Columbia Lumber Co., Inc. v. Agostino Agostino v. Columbia Lumber Co., Inc

184 F.2d 731, 13 Alaska 34, 1950 U.S. App. LEXIS 3181
CourtCourt of Appeals for the Ninth Circuit
DecidedOctober 9, 1950
Docket12393_1
StatusPublished
Cited by15 cases

This text of 184 F.2d 731 (Columbia Lumber Co., Inc. v. Agostino Agostino v. Columbia Lumber Co., Inc) is published on Counsel Stack Legal Research, covering Court of Appeals for the Ninth Circuit primary law. Counsel Stack provides free access to over 12 million legal documents including statutes, case law, regulations, and constitutions.

Bluebook
Columbia Lumber Co., Inc. v. Agostino Agostino v. Columbia Lumber Co., Inc, 184 F.2d 731, 13 Alaska 34, 1950 U.S. App. LEXIS 3181 (9th Cir. 1950).

Opinion

*733 BONE, Circuit Judge.

Appellees, Agostino and Socha, plaintiffs below, in their second amended complaint alleged that on or about March 24,1948 they sold to appellant, Columbia Lumber Company, Inc., defendant below, certain described property located in and around a logging camp consisting of camp buildings, timber rights and valuable equipment and supplies located near the mouth of Mosquito Creek on Prince William Sound in Alaska; that appellees gave possession of all of this property to appellant at its request; that appellant thereby became indebted to and obligated to pay appellees the reasonable value of the property, said value being $37,-412.00; that appellant used and retained the property and refused to pay any amount therefor. Appellees did not seek recovery for the above mentioned sum, their complaint demanding judgment for only $25,000.00.

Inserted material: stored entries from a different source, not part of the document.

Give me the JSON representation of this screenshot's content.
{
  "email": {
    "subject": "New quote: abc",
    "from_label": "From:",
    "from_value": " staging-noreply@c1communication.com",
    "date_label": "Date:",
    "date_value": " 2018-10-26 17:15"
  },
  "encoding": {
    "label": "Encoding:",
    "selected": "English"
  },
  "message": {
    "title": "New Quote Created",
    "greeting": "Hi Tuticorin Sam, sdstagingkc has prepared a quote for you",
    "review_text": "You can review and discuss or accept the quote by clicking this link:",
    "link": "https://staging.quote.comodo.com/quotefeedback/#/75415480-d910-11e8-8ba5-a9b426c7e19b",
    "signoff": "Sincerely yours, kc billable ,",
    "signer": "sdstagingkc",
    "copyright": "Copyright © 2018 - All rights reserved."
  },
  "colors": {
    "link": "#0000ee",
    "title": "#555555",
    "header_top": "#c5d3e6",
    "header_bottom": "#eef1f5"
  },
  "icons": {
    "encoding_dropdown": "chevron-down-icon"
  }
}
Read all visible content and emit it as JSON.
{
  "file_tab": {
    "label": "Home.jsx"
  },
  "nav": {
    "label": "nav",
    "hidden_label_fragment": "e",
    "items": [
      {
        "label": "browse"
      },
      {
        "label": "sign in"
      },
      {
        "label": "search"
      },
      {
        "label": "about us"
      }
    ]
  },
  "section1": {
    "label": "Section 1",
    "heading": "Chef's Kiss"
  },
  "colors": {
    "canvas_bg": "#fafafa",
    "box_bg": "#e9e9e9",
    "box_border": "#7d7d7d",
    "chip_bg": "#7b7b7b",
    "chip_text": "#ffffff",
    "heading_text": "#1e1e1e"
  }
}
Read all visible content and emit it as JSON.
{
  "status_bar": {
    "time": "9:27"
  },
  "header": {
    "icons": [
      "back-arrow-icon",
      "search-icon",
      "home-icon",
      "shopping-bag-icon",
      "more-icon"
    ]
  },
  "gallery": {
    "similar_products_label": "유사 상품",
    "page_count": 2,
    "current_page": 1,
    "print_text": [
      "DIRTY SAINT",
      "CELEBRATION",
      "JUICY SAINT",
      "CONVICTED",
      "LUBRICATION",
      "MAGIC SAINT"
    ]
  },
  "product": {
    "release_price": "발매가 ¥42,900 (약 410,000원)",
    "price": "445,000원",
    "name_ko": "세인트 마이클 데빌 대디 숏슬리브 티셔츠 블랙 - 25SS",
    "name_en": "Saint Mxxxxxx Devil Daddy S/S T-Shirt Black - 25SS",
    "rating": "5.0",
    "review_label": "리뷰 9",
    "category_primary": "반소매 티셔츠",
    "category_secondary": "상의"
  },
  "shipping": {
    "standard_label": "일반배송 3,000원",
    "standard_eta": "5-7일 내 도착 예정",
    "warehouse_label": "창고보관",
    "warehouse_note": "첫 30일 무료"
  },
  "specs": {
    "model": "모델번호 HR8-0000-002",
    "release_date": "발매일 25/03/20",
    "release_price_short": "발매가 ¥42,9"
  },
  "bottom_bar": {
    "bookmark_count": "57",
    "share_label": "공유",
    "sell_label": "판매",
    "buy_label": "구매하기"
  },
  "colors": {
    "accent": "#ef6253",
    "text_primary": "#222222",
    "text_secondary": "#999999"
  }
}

In general, appellant denied the sale or taking possession of appellees'’ property, save and except brief possession of a bunk house, and two caterpillar tractors belonging to appellees which it removed to its nearby camp to make certain repairs thereon ; alleged an oral contract (later reduced to writing by counsel for Agostino) for the sale and purchase of appellees’ property, for the amount of $10,000, which contract was repudiated by appellees, denied that appellees had title to certain property claimed by them and pleaded a counterclaim for $2,000 which amount was alleged to be the value of labor and materials expended by appellant in repair of the two caterpillar tractors owned by appellees. It further alleged that if appellees had suffered any damage by appellant’s “possession” then such damage should not exceed the reasonable rental value of the bunk house and of the two tractors during the time such property was retained by appellant.

Upon trial the jury rendered a verdict in favor of appellees in the amount of $14,092. The appeal is from the judgment entered on the jury’s verdict.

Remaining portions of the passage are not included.